Buy a gift certificate for them!

Can I drown?

No. Even if you fall completely asleep (which is common) you will continue to float on top of the water. It is actually difficult to roll over due to the high density of healing Salts which makes the water so buoyant that is it is impossible for you to sink or accidentally turn over. The sensation of effortlessly floating is difficult to describe until you experience it! Think about a cork bobbing in the ocean.

Can I float with someone else?

Not in the same tank, but during the same time period if you have booked in advance.

Can I float if I’m menstruating?

Yes. Follow the same protocol you would for a swimming pool. Some women do experience some discomfort in their feminine areas before or during this time.

What if I am claustrophobic?

If it’s serious — floatation might not be for you. However the pod is the size of a small car. So if you OK getting in and out of a car, you will be ok. Everything is under your control. You can get in and out as you wish. If you are brave enough to turn off the light – it becomes an infinite space.

Many people who initially express a fear of small spaces feel much better once they know they control the entire process. Their fears subside and the vast majority will go on to close the door and turn off the light!  The tank is such an excellent place to go ‘through’ claustrophobia that is if you want to get rid of yours, it is probably the best place to do it.  Use the tank in the way most comfortable for you. And the first comment people say after exiting the tank is “Wow, it’s was easier than I expected!”

a) if you want to stop you can do so at anytime!
b) you control the lighting and music
c) you open and close the door easy as you wish
d) you CAN float with the door open
e) you are always in control of the environment

I like to meditate, is floating going to help with that?

People who are used to meditating are going to love floating. You will find you adapt to it within one to two floats. Those unaccustomed to spending time with their own thoughts and inner reflection will normally take three to five floats to feel completely relaxed and at ease.

I have salt on my clothes. Is that bad?

Don’t worry, it washes right out with normal wash.

My hair feels salty. Is that bad?

Wash it using hot water first, then shampoo and condition. If you are one of the rare cases where this doesn’t do the job, a quick rinse with White Vinegar will break the salt down before a standard shampoo and condition.

What are the differences in your tanks?

Once you’re inside the tanks, the experience is practically identical each tank.  The main difference is the area in the tank (square feet). The float rooms have lights that turn on and off on the inside of the tanks themselves.

Do I have to stay in the whole time?

There aren’t any latches on the tank doors and you can get out anytime.

While you are not required to stay in the full time, 60-minutes usually goes by faster than you would expect. 

What’s the longest someone has been in the tank?

Rumor is a guy in Portland goes for a 12 hour float each month.
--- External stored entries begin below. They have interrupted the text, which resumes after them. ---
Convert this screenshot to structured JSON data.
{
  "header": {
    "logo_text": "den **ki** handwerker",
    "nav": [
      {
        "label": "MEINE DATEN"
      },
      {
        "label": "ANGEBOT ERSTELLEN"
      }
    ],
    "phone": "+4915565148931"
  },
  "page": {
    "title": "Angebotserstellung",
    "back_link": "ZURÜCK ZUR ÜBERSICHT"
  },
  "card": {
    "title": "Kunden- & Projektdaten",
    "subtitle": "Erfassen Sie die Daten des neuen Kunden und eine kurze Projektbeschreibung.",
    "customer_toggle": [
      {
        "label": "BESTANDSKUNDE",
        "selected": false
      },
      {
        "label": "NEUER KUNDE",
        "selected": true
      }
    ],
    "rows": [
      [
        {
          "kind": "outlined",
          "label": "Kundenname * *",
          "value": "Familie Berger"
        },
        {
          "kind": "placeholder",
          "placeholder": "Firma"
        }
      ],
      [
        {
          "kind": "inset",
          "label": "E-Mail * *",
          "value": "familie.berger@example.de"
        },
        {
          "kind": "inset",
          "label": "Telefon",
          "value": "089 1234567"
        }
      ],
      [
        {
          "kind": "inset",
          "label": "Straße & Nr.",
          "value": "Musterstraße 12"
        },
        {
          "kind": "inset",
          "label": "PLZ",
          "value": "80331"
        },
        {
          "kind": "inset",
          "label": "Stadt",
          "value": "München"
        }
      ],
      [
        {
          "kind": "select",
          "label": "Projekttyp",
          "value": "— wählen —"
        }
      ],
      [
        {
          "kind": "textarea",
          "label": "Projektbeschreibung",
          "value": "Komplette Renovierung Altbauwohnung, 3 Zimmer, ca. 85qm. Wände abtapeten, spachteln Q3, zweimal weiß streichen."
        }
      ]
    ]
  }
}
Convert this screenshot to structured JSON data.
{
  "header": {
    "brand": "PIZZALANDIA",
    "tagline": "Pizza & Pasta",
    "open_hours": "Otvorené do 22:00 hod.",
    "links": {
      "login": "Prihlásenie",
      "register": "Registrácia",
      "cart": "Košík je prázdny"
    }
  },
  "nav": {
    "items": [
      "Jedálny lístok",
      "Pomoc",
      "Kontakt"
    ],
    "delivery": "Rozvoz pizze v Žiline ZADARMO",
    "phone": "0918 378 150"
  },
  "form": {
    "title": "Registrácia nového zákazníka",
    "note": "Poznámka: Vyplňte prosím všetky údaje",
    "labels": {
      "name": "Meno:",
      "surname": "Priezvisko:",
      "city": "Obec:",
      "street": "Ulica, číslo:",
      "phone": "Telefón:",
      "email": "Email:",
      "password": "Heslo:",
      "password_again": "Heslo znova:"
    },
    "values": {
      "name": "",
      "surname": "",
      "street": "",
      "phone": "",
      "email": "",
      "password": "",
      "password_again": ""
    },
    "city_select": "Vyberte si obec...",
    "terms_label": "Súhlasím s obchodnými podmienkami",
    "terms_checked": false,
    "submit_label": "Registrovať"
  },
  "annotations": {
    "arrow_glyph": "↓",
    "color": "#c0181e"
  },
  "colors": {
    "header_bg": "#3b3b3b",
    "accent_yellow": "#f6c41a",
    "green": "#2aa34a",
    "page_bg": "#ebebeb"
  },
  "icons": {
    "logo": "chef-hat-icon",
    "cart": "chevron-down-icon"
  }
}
The inventor of the float went for longer even. 

Will my hands get "prune-y" after being in the water so long?

Nope, that is one of the interesting things about the epsom salt in the water. When you get out, you will find your hands are just like normal, and, most likely a lot softer.

Who invented this concept of floating?

A brilliant man named John C. Lily, who was an American physician, neuroscientist, psychoanalyst, psychonaut, philosopher, writer and inventor.

How long have float tanks been around?

The first float tank was developed in 1954, which actually involved full submersion in water and a breathing device that completely covered your face.  

The first commercial tanks that were lay down style were invented in the early 70’s.

What about the water chemistry?

We measure and maintain the pH, alkalinity, specific gravity, and temperature of the tanks.

The water in the float tank is about 30% epsom salt, which is a difficult environment for a lot of bacteria to live in (hence the name "Dead Sea").